Na faixa etária de 15 a 17 anos o percentual de adolescentes fora da escola corresponde a 18,1% (INEP, 2006). O trabalho infanto-juvenil ainda comprime para fora da escola um contingente significativo de adolescentes na faixa etária de 14 a 17 anos.
A situação crítica na área educacional não se refere apenas ao acesso a escola, que apesar de ter sido universalizado na década de 90 para o ensino fundamental através da política de financiamento do FUNDEF, quase dez anos depois ainda apresenta 3,3% de crianças entre 7 a 14 anos fora da escola (INEP, 2007).

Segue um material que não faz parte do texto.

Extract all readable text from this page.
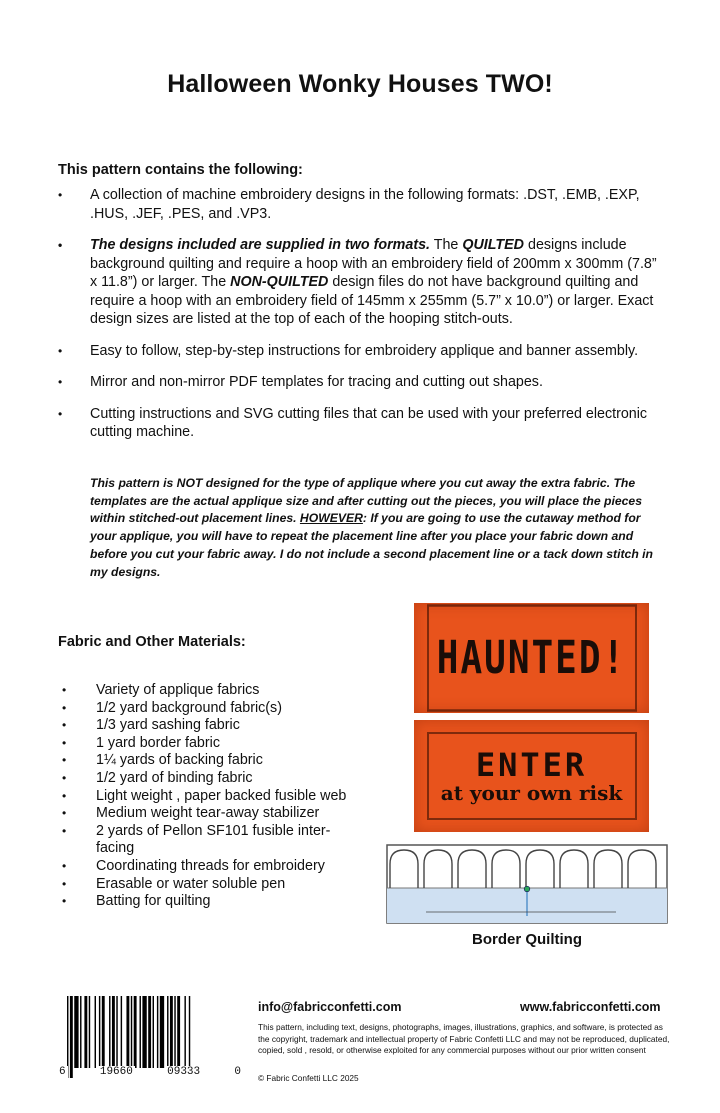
Halloween Wonky Houses TWO!
This pattern contains the following:
• A collection of machine embroidery designs in the following formats: .DST, .EMB, .EXP, .HUS, .JEF, .PES, and .VP3.
• The designs included are supplied in two formats. The QUILTED designs include background quilting and require a hoop with an embroidery field of 200mm x 300mm (7.8” x 11.8”) or larger. The NON-QUILTED design files do not have background quilting and require a hoop with an embroidery field of 145mm x 255mm (5.7” x 10.0”) or larger. Exact design sizes are listed at the top of each of the hooping stitch-outs.
• Easy to follow, step-by-step instructions for embroidery applique and banner assembly.
• Mirror and non-mirror PDF templates for tracing and cutting out shapes.
• Cutting instructions and SVG cutting files that can be used with your preferred electronic cutting machine.
This pattern is NOT designed for the type of applique where you cut away the extra fabric. The templates are the actual applique size and after cutting out the pieces, you will place the pieces within stitched-out placement lines. HOWEVER: If you are going to use the cutaway method for your applique, you will have to repeat the placement line after you place your fabric down and before you cut your fabric away. I do not include a second placement line or a tack down stitch in my designs.
Fabric and Other Materials:
• Variety of applique fabrics
• 1/2 yard background fabric(s)
• 1/3 yard sashing fabric
• 1 yard border fabric
• 1¼ yards of backing fabric
• 1/2 yard of binding fabric
• Light weight , paper backed fusible web
• Medium weight tear-away stabilizer
• 2 yards of Pellon SF101 fusible inter-facing
• Coordinating threads for embroidery
• Erasable or water soluble pen
• Batting for quilting
HAUNTED!
ENTER
at your own risk
Border Quilting
6	19660	09333	0
info@fabricconfetti.com	www.fabricconfetti.com
This pattern, including text, designs, photographs, images, illustrations, graphics, and software, is protected as the copyright, trademark and intellectual property of Fabric Confetti LLC and may not be reproduced, duplicated, copied, sold , resold, or otherwise exploited for any commercial purposes without our prior written consent
© Fabric Confetti LLC 2025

A oferta de ensino e permanência na escola são dois outros fatores que colaboram para efetivação do direito à educação de qualidade. Alguns elementos que sugerem aferir um padrão mínimo de oferta e permanência do aluno na escola são: a existência de salas de aulas compatíveis as atividades dos alunos por faixa etária; ambiente escolar adequado à realização de atividades de ensino, lazer e recreação, práticas desportivas e culturais; reuniões com a comunidade escolar; equipamentos em quantidade, qualidade e condições de uso adequadas às atividades escolares; biblioteca com espaço físico adequado para leitura; consulta a acervo, laboratórios de ensino de informática; brinquedoteca; serviços de apoio e orientação aos estudantes; garantia de condições de acessibilidade e atendimento para portadores de necessidades especiais.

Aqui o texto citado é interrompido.